As communities seek to decrease car use and promote alternative forms of transportation — like biking — cities have launched pilot projects around “dockless” bikeshare programs. Dockless bikeshare, offered by companies like LimeBike, Ofo and Jump, is an example of an exciting innovation with great potential. Unfortunately, as with many emerging innovations, the lack of clear regulations is leading to opposition from citizens and local governments, and costly lawsuits, which is detracting from the sustainable and increased mobility opportunities that dockless bikeshare offers.

Most cities where dockless bikeshare testing is ongoing rightly recognize that innovation is not exempt from public contracting requirements and have made testing agreements. For communities contemplating an emerging technology pilot project, it is important to consider these contracts involve new technologies that necessitate innovative contracting clauses that consider evolving legal issues like data sharing, intellectual property infringement (see recently settled Waymo v. Uber lawsuit), privacy and new and unknown liabilities that require risk management and insurance considerations. Further, careful consideration needs to go into whether negotiating exclusive agreements with companies when a technology is just coming onto the market is in the community’s best interests.

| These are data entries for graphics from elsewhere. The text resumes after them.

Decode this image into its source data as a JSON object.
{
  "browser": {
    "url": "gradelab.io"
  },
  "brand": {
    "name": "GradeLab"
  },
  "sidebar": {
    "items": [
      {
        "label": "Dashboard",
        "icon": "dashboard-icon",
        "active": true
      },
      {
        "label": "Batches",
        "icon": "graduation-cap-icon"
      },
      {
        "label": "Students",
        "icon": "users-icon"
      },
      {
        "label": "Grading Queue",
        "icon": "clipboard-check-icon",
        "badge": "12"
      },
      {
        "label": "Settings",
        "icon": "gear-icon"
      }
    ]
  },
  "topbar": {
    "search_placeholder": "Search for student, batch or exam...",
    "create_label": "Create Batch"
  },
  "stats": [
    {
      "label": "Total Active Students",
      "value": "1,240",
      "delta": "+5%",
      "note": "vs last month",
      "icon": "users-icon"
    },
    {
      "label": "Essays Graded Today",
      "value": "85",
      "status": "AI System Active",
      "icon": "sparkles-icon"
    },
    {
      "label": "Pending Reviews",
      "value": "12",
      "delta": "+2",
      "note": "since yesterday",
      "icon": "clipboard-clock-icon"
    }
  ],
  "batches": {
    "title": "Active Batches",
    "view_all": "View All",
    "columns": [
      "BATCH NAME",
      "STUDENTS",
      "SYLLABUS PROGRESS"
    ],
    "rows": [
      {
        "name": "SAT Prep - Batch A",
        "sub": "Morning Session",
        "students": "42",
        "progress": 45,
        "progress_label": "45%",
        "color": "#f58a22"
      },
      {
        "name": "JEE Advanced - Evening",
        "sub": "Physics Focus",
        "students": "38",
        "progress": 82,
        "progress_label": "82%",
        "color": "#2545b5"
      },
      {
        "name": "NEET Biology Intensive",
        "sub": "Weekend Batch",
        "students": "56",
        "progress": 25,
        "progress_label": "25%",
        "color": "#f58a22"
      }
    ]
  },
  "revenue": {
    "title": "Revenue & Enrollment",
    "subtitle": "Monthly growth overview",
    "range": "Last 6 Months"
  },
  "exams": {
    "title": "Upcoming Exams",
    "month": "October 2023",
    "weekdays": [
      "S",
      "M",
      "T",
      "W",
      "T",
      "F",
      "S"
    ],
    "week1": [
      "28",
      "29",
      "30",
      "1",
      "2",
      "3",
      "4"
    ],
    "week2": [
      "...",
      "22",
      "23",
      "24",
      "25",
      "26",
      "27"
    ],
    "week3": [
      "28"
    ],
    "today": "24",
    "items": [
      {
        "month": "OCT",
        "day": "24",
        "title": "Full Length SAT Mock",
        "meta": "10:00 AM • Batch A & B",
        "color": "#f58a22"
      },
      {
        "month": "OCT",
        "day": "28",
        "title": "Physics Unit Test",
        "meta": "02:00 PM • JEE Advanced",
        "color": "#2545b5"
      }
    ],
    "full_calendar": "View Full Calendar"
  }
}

Disruption from dockless bikeshare has spilled over to something that many communities hold dear: sidewalks. In many communities, particularly in residential areas, citizens have pushed back claiming that dockless bikes being left in the middle of sidewalks and on street corners are a nuisance and a public safety issue. While such claims can normally be dealt with through an established code enforcement process, most jurisdictions have not updated their codes to address such technologies and, thus, do not have a clear mechanism for addressing citizen concerns.

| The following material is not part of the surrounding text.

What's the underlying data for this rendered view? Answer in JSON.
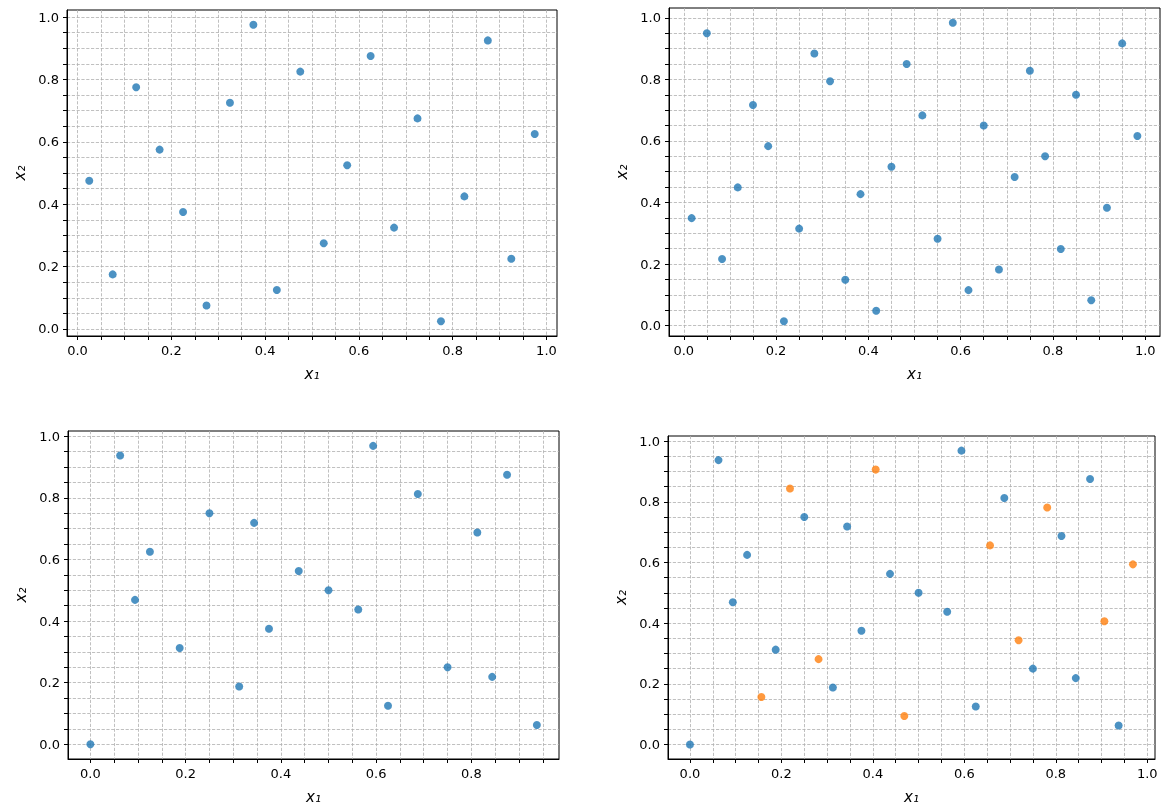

For example, in reviewing a user agreement from a dockless bikeshare company, it states that, upon conclusion of a ride, a bike “must be parked at a lawful parking spot.” However, the term “lawful parking spot” is not defined in the user agreement and likely not defined in the applicable city code. An inability to address such concerns leads to negative press instead of a positive focus around the opportunities that such new innovations bring, and may turn elected leaders against these projects in the future.

Continuing to encourage the testing of new innovations in our communities should be encouraged, but establishing basic regulatory foundations around pilot projects will help reduce the unintended speed bumps and citizen pushback, as well as ensure safety, mitigate risks and reduce potential legal costs. The risk of litigation is not limited to just existing contracts, but also includes new companies claiming that, since there are no regulations prohibiting the operation of new technologies in a community, then it has the right to launch without any approvals from local officials.This is the lawsuit playing out in Santa Monica, Calif. with a dockless electric scooter company.

Regulations that address innovative pilot projects can be simple and uncomplicated so they can adapt with technology. Hopefully, lessons learned come from data that is shared and collaboratively analyzed by the company and its public partner through a pilot project. When adopting regulations, a community will need to be proactively aware of any potential state legislation seeking to reduce local control and be ready to oppose such legislation.

Being proactive to implement basic policies focused on the safe and effective integration of emerging technologies into communities allows elected officials, staff and citizens to collaboratively chart and embrace a vision for technology in a community. The alternative means risking that technology operates uncontrolled and causes unproductive disruption that lead to unnecessary risks.